Bob Edwards Show October 19-23, 2009

Monday, October 19, 2009 

 Rafe Esquith teaches fifth grade at Hobart Elementary in Los Angeles, California.  He’s the only teacher to have been awarded the president’s National Medal of the Arts and he returns to the show to discuss his new book,  Lighting Their Fires: Raising Extraordinary Children in a Mixed-up, Muddled-up, Shook-up World. Then, Kurt Vonnegut is gone but not forgotten. His works are celebrated for their satirical humor and a startling creativity that experimented with traditional narratives. A new book collects some of Vonnegut’s previously unpublished short stories. It’s called,  Look at the Birdie. Vonnegut’s longtime friend Sidney Offit wrote the forward, and he joins Bob to reminisce about Vonnegut’s early career and the heyday of magazine fiction, when works by the best writers appeared at newsstands and not just the bookstore. A writer himself, Offit is the author of fourteen books and serves as the curator of the George Polk Awards in Journalism.

 

Tuesday, October 20, 2009 

In a collection encompassing more than two hundred original essays and more than a thousand pages,  Greil Marcus offers a kaleidoscopic view of what “Made in America” means in his new book titled  A New Literary History of America. Marcus is best known for his scholarly writing on music including the books  Mystery Train: Images of America in Rock ‘n’ Roll Music,  The Rose & the Briar: Death, Love and Liberty in the American Ballad, and  Like a Rolling Stone: Bob Dylan at the Crossroads (2005), a “biography” of a singular song.

 

Wednesday, October 21, 2009

With everyone from the environmental movement to big business “going green,” oceanographer  Sylvia Earle urges us to remember the blue. In her new book,  The World is Blue, Earle describes the deteriorating health of our oceans and how their decline affects other animals – including humans.

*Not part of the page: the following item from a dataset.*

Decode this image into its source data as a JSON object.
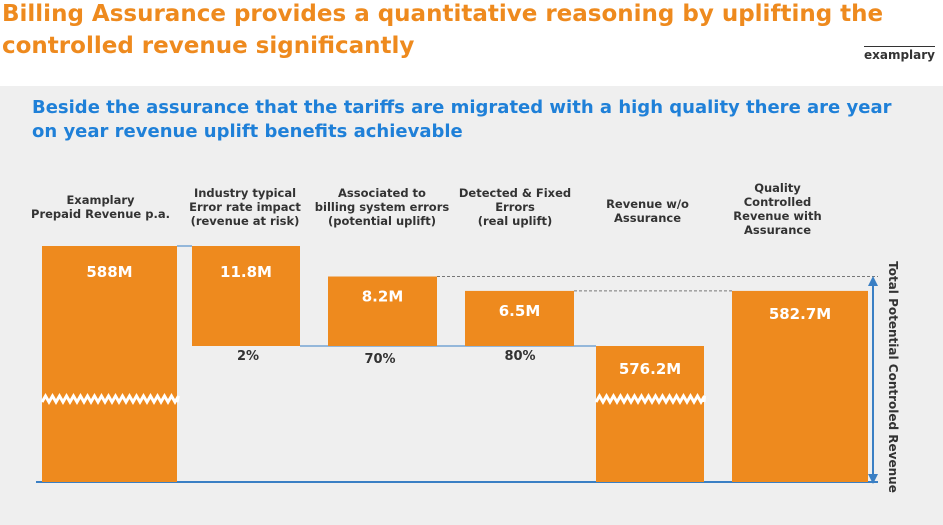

Earle is a National Geographic Society explorer-in-residence and she led the National Oceanic and Atmospheric Administration (NOAA) from 1990-1992.

 

Thursday, October 22, 2009 

Any fan of Libby Gelman-Waxner’s monthly column, “If You Ask Me,” in Premiere magazine (1987-2007) could tell you all about Libby’s home life and her hilarious observations on Hollywood and films.  But many of those fans never knew that “Libby” was actually a pseudonym for screenwriter, playwright, and novelist  Paul Rudnick, one of America’s greatest humorists.  Rudnick’s most recent book is a memoir about his work in the theater world, titled, I Shudder, And Other Reactions to Life, Death, and New Jersey.  Then, a look at the world of film with our resident entertainment critic David Kipen.

 

Friday, October 23, 2009

 David Broder of The Washington Post joins Bob to talk politics. Next, for three years, director  Joe Berlinger gathered the footage for his new documentary  Crude.  In the classic battle between the haves and the have-nots, Crude examines both sides of legal case known as the “Amazon Chernobyl.”  30,000 residents of the jungles of Ecuador claimed that the American oil giant Chevron contaminated an area roughly the size of Rhode Island, resulting in high levels of cancer, birth defects, and other health problems.  Crude was an official selection at the 2009 Sundance Film Festival.  Then, in this week’s installment of our ongoing series This I Believe, Bob talks with executive director Dan Gediman about the essay from  Bobby Doerr.  He was the second baseman for the Boston Red Sox from 1937 to 1951, played in nine All-Star Games and was elected to the Baseball Hall of Fame in 1986. Doerr now lives in Oregon on land he bought when he was a teenager.  That’s where we reached him by phone to reflect on the essay he recorded decades ago.